The war mentality both encourages and is encouraged by separation, not oneness. One of the best ways to gain and maintain power is to keep the people in constant fear — in fear of wars, of outsiders, and “terrorism”. Built on a narrative of “us” versus “them”, a culture of war-minded fear ensures the public consent to the constant funding of the military-industrial-complex, under the guise of security and protection. In war, institutions and collective thinking become the focus: the “us” becomes “our country”, “our flag”, “our boys overseas”. Or more accurately, “our institutional war identity”.

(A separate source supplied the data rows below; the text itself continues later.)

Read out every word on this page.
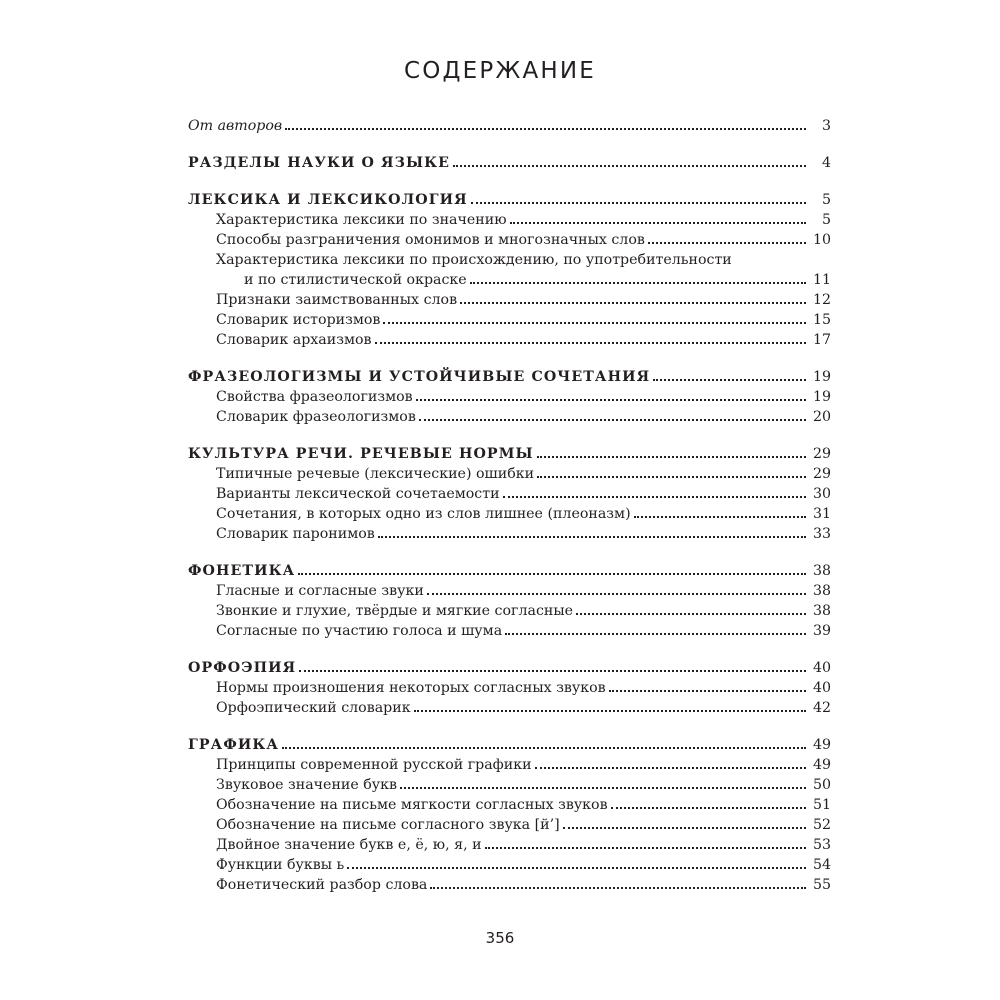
СОДЕРЖАНИЕ
От авторов	3
РАЗДЕЛЫ НАУКИ О ЯЗЫКЕ	4
ЛЕКСИКА И ЛЕКСИКОЛОГИЯ	5
Характеристика лексики по значению	5
Способы разграничения омонимов и многозначных слов	10
Характеристика лексики по происхождению, по употребительности
и по стилистической окраске	11
Признаки заимствованных слов	12
Словарик историзмов	15
Словарик архаизмов	17
ФРАЗЕОЛОГИЗМЫ И УСТОЙЧИВЫЕ СОЧЕТАНИЯ	19
Свойства фразеологизмов	19
Словарик фразеологизмов	20
КУЛЬТУРА РЕЧИ. РЕЧЕВЫЕ НОРМЫ	29
Типичные речевые (лексические) ошибки	29
Варианты лексической сочетаемости	30
Сочетания, в которых одно из слов лишнее (плеоназм)	31
Словарик паронимов	33
ФОНЕТИКА	38
Гласные и согласные звуки	38
Звонкие и глухие, твёрдые и мягкие согласные	38
Согласные по участию голоса и шума	39
ОРФОЭПИЯ	40
Нормы произношения некоторых согласных звуков	40
Орфоэпический словарик	42
ГРАФИКА	49
Принципы современной русской графики	49
Звуковое значение букв	50
Обозначение на письме мягкости согласных звуков	51
Обозначение на письме согласного звука [й’]	52
Двойное значение букв е, ё, ю, я, и	53
Функции буквы ь	54
Фонетический разбор слова	55
356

Indeed, the only entities to ever benefit from war are the individuals who hide behind warring institutions and the legal formalities that enshrine them. Those who control the military industrial complex and the private companies that support it have arranged things so that, by design, no matter how the national fervor plays out, no matter what happens or which side ‘wins’, they still prosper one way or the other, and have the protection of their own domestic laws. But, as President Jimmy Carter so rightly pointed out, America cannot be both the world’s champion of peace and the world’s major supplier of weapons. So, with war institutionalized and sold to the public as a legal instrument of peace, it was inevitable we would find ourselves in the perpetual — and hypocritical — cycle of war and conflict we see today. And where are the peacemakers? Where are the protagonists of peace?

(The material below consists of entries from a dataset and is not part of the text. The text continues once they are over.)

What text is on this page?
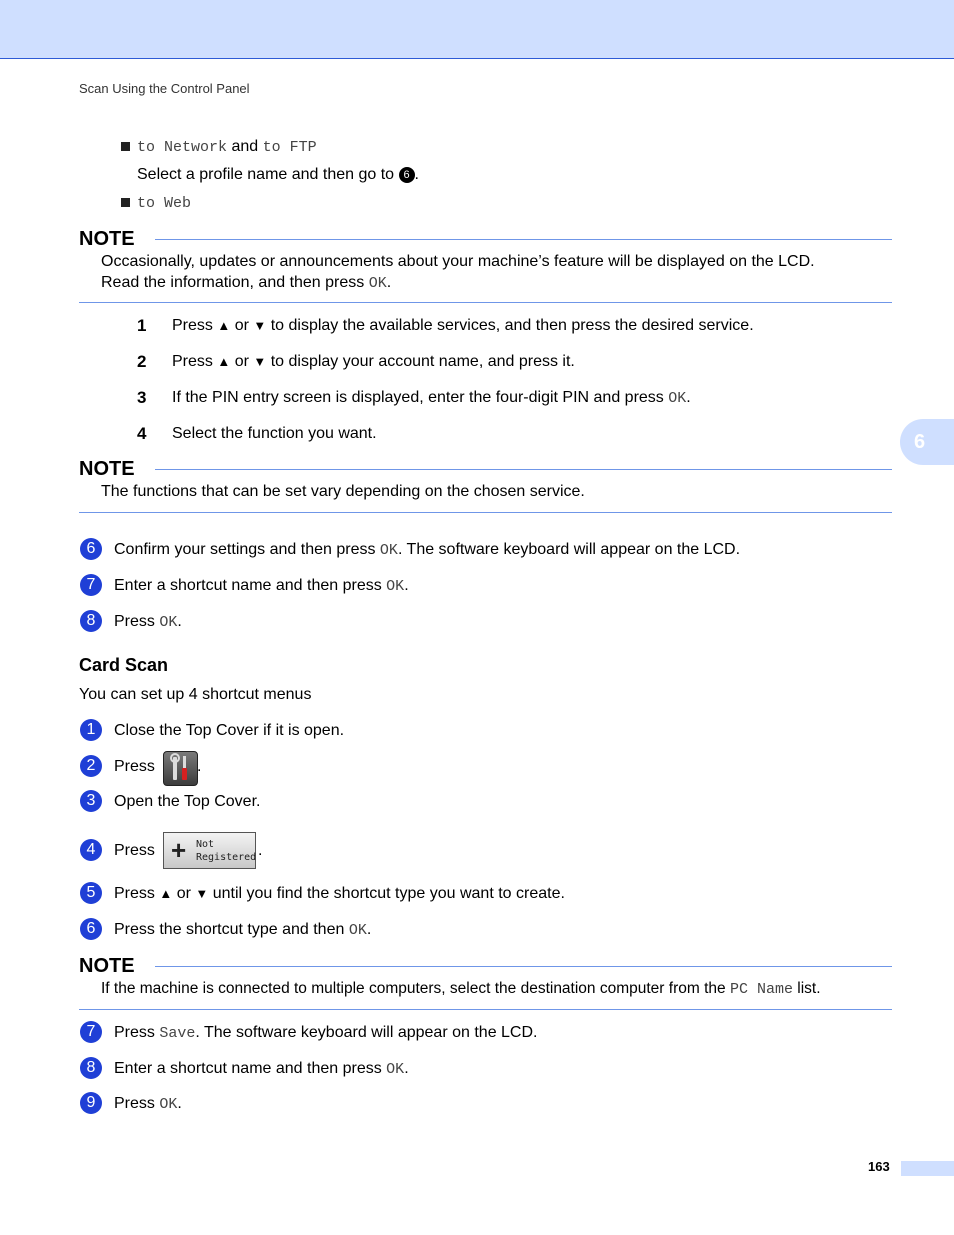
Scan Using the Control Panel
to Network and to FTP
Select a profile name and then go to 6 .
to Web
NOTE
Occasionally, updates or announcements about your machine’s feature will be displayed on the LCD.
Read the information, and then press OK.
1 Press ▲ or ▼ to display the available services, and then press the desired service.
2 Press ▲ or ▼ to display your account name, and press it.
3 If the PIN entry screen is displayed, enter the four-digit PIN and press OK.
4 Select the function you want.
NOTE
The functions that can be set vary depending on the chosen service.
6	Confirm your settings and then press OK. The software keyboard will appear on the LCD.
7	Enter a shortcut name and then press OK.
8	Press OK.
Card Scan
You can set up 4 shortcut menus
1	Close the Top Cover if it is open.
2	Press	.
3	Open the Top Cover.
4	Press + Not
Registered .
5	Press ▲ or ▼ until you find the shortcut type you want to create.
6	Press the shortcut type and then OK.
NOTE
If the machine is connected to multiple computers, select the destination computer from the PC Name list.
7	Press Save. The software keyboard will appear on the LCD.
8	Enter a shortcut name and then press OK.
9	Press OK.
6
163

Today it is not just the United States that is built on a foundation of war; nations around the world pour their resources into preparing for war, building billion dollar war machines, reinforcing polarizing “us and them” thinking at home, espousing the virtues of imperialism and endless “growth”, and promoting violent “intervention” as the only way to achieve it. But the United States is becoming the worst type of nation imaginable. It enacts increasingly anti-individual/pro-institutional domestic laws, and is home to the biggest prison population (and private prison industry) in the world. It employs the biggest military budget in the world (while scrimping on domestic social and infrastructure development), “preempts” wars with other nations and aggressively establishes military bases on their borders, all while maintaining its position as the world’s leading manufacturer of military weaponry. In the process, the United States has transformed from a state that is at peace, promotes peace and yet is prepared for defense, into a state that is at war, promotes war and prepares for war, but uses the Orwellian language of peace.